Les escort girls envahissent Genève
La prostitution est en pleine expansion dans la capitale protestante. En cause: la libre circulation des personnes, ainsi que la crise. Enquête dans le business des agences d’escortes.

Décembre dernier, Hôtel Kempinski à Genève, soirée des 300 plus riches de Bilan. Le moment était à la fête, entre gens de fortune et de condition. Au-dehors, pourtant, l’heure était celle des Indignés, campant dans les parcs et à la une des médias. Aussi, craignant qu’ils ne s’invitent à la fête, Bilan avait engagé des agents de sécurité chargés de repousser les éventuels intrus. L’aveu ne sera sans doute pas retenu contre nous: nous avions tout faux. Ce soir-là, en effet, le péril n’avait pas l’allure négligée des pourfendeurs du grand capital. Tout au contraire, il portait beau, robes divisées par deux, bas résilles et talons aiguille. Des escort girls refoulées par wagons, qui avaient flairé l’occasion de rallonger leurs effets. Le phénomène n’avait rien de singulier. Depuis quelques mois, la prostitution élégante fait rougir la Cité de Calvin et blêmir les palaces qui ne savent plus s’ils doivent ou non fermer les yeux. Certains hôtels ont engagé des budgets sécurité pour refouler les filles qui tapent l’incruste. D’autres estiment que la complaisance d’une partie de leur clientèle à l’endroit des courtisanes doit être entendue. Quoi qu’il en soit, les premiers viennent de faire appel à la police pour chasser les jupons indésirables – en conservant l’anonymat, tant le sujet est tabou. Les chiffres, eux, sont éloquents: cette année, 42 agences d’escortes sont recensées à Genève, contre 22 seulement trois ans plus tôt. Soit 600 à 700 prostituées annoncées. «Mais toutes ne sont pas actives, car beaucoup d’entre elles ne se désannoncent pas lorsqu’elles quittent le canton, explique le porte-parole de la police genevoise, Patrick Pulh. Sur le total des prostituées recensées à Genève, soit 4200, on estime qu’un quart seulement sont en activité.» Pour autant, le chiffre est conséquent et ne cesse d’augmenter. C’est le cas aussi des salons de massage, qui représentent trois quarts des rapports tarifés: Genève en compte 109 à ce jour, soit une augmentation de 40% par rapport à 2010. La prostitution étant légale et le délit de proxénétisme inexistant à Genève, ce recensement existe depuis 1948. «Nous sommes un peu le syndicat des prostituées, poursuit Patrick Pulh.
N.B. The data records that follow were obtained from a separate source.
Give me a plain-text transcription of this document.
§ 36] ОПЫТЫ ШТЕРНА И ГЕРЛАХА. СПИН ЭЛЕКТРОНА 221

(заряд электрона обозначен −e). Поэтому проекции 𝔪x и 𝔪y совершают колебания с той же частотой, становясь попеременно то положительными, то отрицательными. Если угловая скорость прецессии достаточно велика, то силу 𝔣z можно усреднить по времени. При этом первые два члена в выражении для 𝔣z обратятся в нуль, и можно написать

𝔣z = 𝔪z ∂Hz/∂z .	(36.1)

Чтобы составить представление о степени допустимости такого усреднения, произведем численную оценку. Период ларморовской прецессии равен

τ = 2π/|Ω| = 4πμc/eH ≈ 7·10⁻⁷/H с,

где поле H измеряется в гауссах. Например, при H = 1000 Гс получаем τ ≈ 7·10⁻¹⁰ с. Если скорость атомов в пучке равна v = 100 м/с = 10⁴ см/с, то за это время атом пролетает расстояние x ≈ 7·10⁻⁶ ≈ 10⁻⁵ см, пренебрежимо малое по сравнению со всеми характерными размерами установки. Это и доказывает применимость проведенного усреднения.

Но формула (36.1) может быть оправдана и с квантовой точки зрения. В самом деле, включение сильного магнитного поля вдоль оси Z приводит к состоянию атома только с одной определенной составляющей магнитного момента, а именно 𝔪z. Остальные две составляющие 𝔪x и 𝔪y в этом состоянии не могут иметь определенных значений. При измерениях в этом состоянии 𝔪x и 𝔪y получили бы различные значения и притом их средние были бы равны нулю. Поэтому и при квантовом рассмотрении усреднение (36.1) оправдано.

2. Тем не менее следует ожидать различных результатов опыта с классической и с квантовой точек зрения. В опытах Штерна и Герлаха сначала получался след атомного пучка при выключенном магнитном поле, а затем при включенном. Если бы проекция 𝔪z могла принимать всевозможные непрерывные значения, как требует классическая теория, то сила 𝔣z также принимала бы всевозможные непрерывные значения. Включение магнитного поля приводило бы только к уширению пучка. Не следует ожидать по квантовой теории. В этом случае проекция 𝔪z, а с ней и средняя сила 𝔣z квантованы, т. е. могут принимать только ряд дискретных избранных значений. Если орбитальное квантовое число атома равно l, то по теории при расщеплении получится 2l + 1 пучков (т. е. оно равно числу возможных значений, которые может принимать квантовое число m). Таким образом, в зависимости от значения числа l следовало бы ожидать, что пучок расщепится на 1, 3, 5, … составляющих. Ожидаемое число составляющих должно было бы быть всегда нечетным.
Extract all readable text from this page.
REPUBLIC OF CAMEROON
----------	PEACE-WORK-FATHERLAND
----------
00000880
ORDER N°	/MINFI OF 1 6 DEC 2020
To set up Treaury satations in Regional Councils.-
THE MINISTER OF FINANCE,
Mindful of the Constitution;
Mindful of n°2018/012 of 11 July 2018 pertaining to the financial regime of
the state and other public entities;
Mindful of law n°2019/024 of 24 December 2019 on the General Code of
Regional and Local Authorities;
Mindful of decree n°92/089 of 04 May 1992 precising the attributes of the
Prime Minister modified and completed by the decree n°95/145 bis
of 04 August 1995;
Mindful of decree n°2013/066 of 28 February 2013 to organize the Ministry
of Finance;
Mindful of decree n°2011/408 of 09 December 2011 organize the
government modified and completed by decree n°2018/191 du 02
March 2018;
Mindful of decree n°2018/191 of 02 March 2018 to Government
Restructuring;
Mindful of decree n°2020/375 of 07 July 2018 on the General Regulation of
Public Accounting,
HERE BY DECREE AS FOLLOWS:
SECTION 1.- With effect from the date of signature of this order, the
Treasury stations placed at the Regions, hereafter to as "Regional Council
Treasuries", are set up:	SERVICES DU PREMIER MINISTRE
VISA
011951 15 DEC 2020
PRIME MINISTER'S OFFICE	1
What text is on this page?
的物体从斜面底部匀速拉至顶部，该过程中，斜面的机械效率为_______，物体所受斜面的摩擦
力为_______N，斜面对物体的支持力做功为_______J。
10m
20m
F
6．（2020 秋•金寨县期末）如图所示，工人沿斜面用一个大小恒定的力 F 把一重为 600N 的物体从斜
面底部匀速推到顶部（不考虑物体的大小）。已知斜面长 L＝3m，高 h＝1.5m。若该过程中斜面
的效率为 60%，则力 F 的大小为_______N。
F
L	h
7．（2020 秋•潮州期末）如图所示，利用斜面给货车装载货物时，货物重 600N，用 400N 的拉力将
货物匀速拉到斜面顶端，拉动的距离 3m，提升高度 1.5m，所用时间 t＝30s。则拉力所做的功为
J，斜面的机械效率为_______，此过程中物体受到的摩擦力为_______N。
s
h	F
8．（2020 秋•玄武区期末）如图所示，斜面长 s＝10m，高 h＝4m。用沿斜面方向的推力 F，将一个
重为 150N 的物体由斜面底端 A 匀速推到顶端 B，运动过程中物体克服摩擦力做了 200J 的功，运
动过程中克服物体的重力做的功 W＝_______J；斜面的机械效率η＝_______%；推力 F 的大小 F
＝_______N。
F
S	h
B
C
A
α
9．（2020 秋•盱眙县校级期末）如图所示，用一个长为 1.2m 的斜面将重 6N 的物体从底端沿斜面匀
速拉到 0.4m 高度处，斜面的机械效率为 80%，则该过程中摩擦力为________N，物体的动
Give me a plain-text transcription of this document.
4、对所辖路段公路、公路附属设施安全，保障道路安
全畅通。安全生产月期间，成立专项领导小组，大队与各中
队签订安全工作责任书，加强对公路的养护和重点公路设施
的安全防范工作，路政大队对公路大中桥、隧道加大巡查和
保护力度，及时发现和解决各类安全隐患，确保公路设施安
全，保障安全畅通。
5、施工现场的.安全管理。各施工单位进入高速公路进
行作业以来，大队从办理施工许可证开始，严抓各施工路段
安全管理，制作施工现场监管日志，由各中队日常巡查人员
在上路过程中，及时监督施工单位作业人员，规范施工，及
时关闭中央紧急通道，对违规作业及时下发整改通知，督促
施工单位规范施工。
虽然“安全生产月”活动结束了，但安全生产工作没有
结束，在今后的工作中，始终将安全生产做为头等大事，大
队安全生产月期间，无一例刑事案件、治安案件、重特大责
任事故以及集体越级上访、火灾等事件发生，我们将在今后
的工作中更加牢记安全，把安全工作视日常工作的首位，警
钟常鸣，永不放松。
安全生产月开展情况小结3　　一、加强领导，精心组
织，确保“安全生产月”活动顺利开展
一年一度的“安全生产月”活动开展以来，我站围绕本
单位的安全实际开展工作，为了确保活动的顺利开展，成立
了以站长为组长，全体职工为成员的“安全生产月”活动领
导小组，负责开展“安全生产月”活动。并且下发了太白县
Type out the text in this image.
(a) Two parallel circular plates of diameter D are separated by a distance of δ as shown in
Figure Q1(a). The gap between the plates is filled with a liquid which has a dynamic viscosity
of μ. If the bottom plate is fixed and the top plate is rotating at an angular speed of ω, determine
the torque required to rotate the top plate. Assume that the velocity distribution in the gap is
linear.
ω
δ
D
On empêche les réseaux mafieux, on freine le dumping, on assure la protection du marché et de leurs conditions de travail.» Jusqu’à un demi-million de francs par an
Pour autant, ce n’est pas l’avant-gardisme de cette loi qui attire tapineuses et call-girls, mais bien les accords bilatéraux et leur corollaire, la libre circulation des personnes. Quand on y rajoute une crise majeure, la messe est dite. Nombreuses sont donc les filles, de France (28% de hausse depuis 2005), d’Allemagne, d’Espagne et des ex-pays de l’Est à venir s’installer à Genève pour de courtes périodes, le temps de remplir leur porte-monnaie… Un ballet coquin qui met le marché de la prostitution sens dessus dessous, casse les codes et fait baisser les prix. Car c’est bien de cela qu’il s’agit: si la demande est constante, l’offre, aujourd’hui, est pléthorique. Et sur le marché du luxe comme de la rue, beaucoup se plaignent d’une baisse de leurs revenus. Sur les 42 agences recensées, une dizaine se partagent la part du lion, avec des tarifs qui commencent à 800 francs l’heure pour atteindre environ 3000 francs la nuit et jusqu’à 6500 pour un week-end, des prix sur lesquels l’agence prélève en moyenne 35% de commission. Certaines agences pratiquent aussi plusieurs barèmes en fonction des qualités physiques des filles. Est-ce suffisant pour tourner? Largement, répondent certains observateurs du milieu, qui estiment que les bonnes agences peuvent gagner jusqu’à un demi-million par année une fois les filles, la TVA et les impôts payés, même si dans le milieu il est de bon ton de pleurer misère. Hôtel La Réserve, en compagnie de Leyla Castaldi, patronne des agences Elégance et Elle & Lady (une trentaine de filles au total). A 38 ans, cette jeune mère, ex-escorte et ancienne responsable marketing, met tout son cœur et son énergie dans un business qui, de son propre aveu, l’a aidée à se relever d’une rupture amoureuse. Fière, sans tabous ni complexes, elle raconte ce métier qu’elle décrit comme valorisant. Son téléphone sonne, c’est un client fraîchement arrivé de Dubaï qui souhaite une heure de plaisir. Une fois ses critères de sélection établis, Leyla Castaldi lui proposera les services d’une Allemande, dans une des deux garçonnières de l’agence. Affaire conclue, 800 francs seront encaissés pour une heure. Une grosse somme pour le client, pas tellement pour la fille, une fois pris en compte les frais de voyage, de nourriture et d’hébergement, et le temps passé à attendre.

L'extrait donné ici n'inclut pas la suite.